Measuring uncertainty using MC Dropout on pytorch

Question

I am trying to implement Bayesian CNN using Mc Dropout on Pytorch, the main idea is that by applying dropout at test time and running over many forward passes , you get predictions from a variety of different models. I’ve found an application of the Mc Dropout and I really did not get how they applied this method and how exactly they did choose the correct prediction from the list of predictions

here is the code


 def mcdropout_test(model):
    model.train()
    test_loss = 0
    correct = 0
    T = 100
    for data, target in test_loader:
        if args.cuda:
            data, target = data.cuda(), target.cuda()
        data, target = Variable(data, volatile=True), Variable(target)
        output_list = []
        for i in xrange(T):
            output_list.append(torch.unsqueeze(model(data), 0))
        output_mean = torch.cat(output_list, 0).mean(0)
        test_loss += F.nll_loss(F.log_softmax(output_mean), target, size_average=False).data[0]  # sum up batch loss
        pred = output_mean.data.max(1, keepdim=True)[1]  # get the index of the max log-probability
        correct += pred.eq(target.data.view_as(pred)).cpu().sum()

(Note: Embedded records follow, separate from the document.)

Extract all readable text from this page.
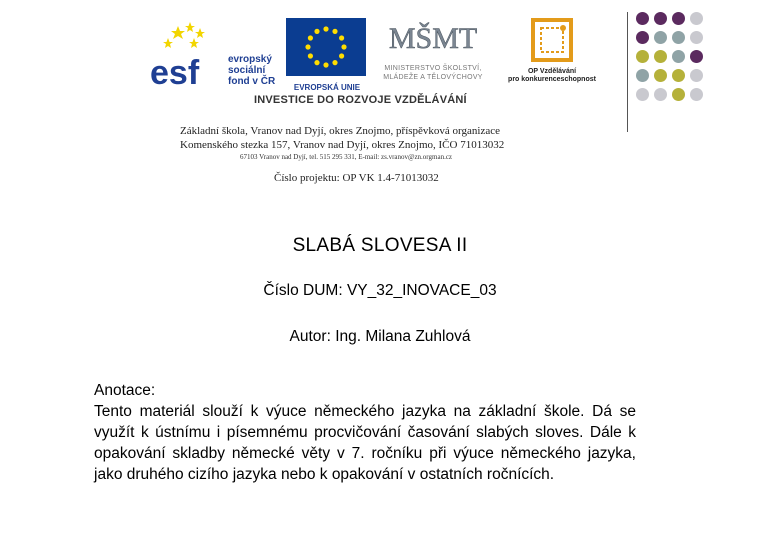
esf	evropský
sociální
fond v ČR
EVROPSKÁ UNIE
MŠMT
MINISTERSTVO ŠKOLSTVÍ,
MLÁDEŽE A TĚLOVÝCHOVY
OP Vzdělávání
pro konkurenceschopnost
INVESTICE DO ROZVOJE VZDĚLÁVÁNÍ
Základní škola, Vranov nad Dyjí, okres Znojmo, příspěvková organizace
Komenského stezka 157, Vranov nad Dyjí, okres Znojmo, IČO 71013032
67103 Vranov nad Dyjí, tel. 515 295 331, E-mail: zs.vranov@zn.orgman.cz
Číslo projektu: OP VK 1.4-71013032
SLABÁ SLOVESA II
Číslo DUM: VY_32_INOVACE_03
Autor: Ing. Milana Zuhlová
Anotace:
Tento materiál slouží k výuce německého jazyka na základní škole. Dá se využít k ústnímu i písemnému procvičování časování slabých sloves. Dále k opakování skladby německé věty v 7. ročníku při výuce německého jazyka, jako druhého cizího jazyka nebo k opakování v ostatních ročnících.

    test_loss /= len(test_loader.dataset)
    print('\nMC Dropout Test set: Average loss: {:.4f}, Accuracy: {}/{} ({:.2f}%)\n'.format(
        test_loss, correct, len(test_loader.dataset),
        100. * correct / len(test_loader.dataset)))


    train()
    mcdropout_test()

I have replaced

data, target = Variable(data, volatile=True), Variable(target)

by adding

with torch.no_grad(): at the beginning

And this is how I have defined my CNN

class Net(nn.Module):
    def __init__(self):
        super(Net, self).__init__()
        self.conv1 = nn.Conv2d(3, 192, 5, padding=2)
        self.pool = nn.MaxPool2d(2, 2)
        self.conv2 = nn.Conv2d(192, 192, 5, padding=2)
        self.fc1 = nn.Linear(192 * 8 * 8, 1024)
        self.fc2 = nn.Linear(1024, 256)
        self.fc3 = nn.Linear(256, 10)
        self.dropout = nn.Dropout(p=0.3)
        
        nn.init.xavier_uniform_(self.conv1.weight)
        nn.init.constant_(self.conv1.bias, 0.0)
        nn.init.xavier_uniform_(self.conv2.weight)
        nn.init.constant_(self.conv2.bias, 0.0)
        nn.init.xavier_uniform_(self.fc1.weight)
        nn.init.constant_(self.fc1.bias, 0.0)
        nn.init.xavier_uniform_(self.fc2.weight)
        nn.init.constant_(self.fc2.bias, 0.0)
        nn.init.xavier_uniform_(self.fc3.weight)
        nn.init.constant_(self.fc3.bias, 0.0)


    def forward(self, x):
        x = self.pool(F.relu(self.dropout(self.conv1(x))))  # recommended to add the relu
        x = self.pool(F.relu(self.dropout(self.conv2(x))))  # recommended to add the relu
        x = x.view(-1, 192 * 8 * 8)
        x = F.relu(self.fc1(x))
        x = F.relu(self.fc2(self.dropout(x)))
        x = self.fc3(self.dropout(x))  # no activation function needed for the last layer
        return x

Can anyone help me to get the right implementation of the Monte Carlo Dropout method on CNN?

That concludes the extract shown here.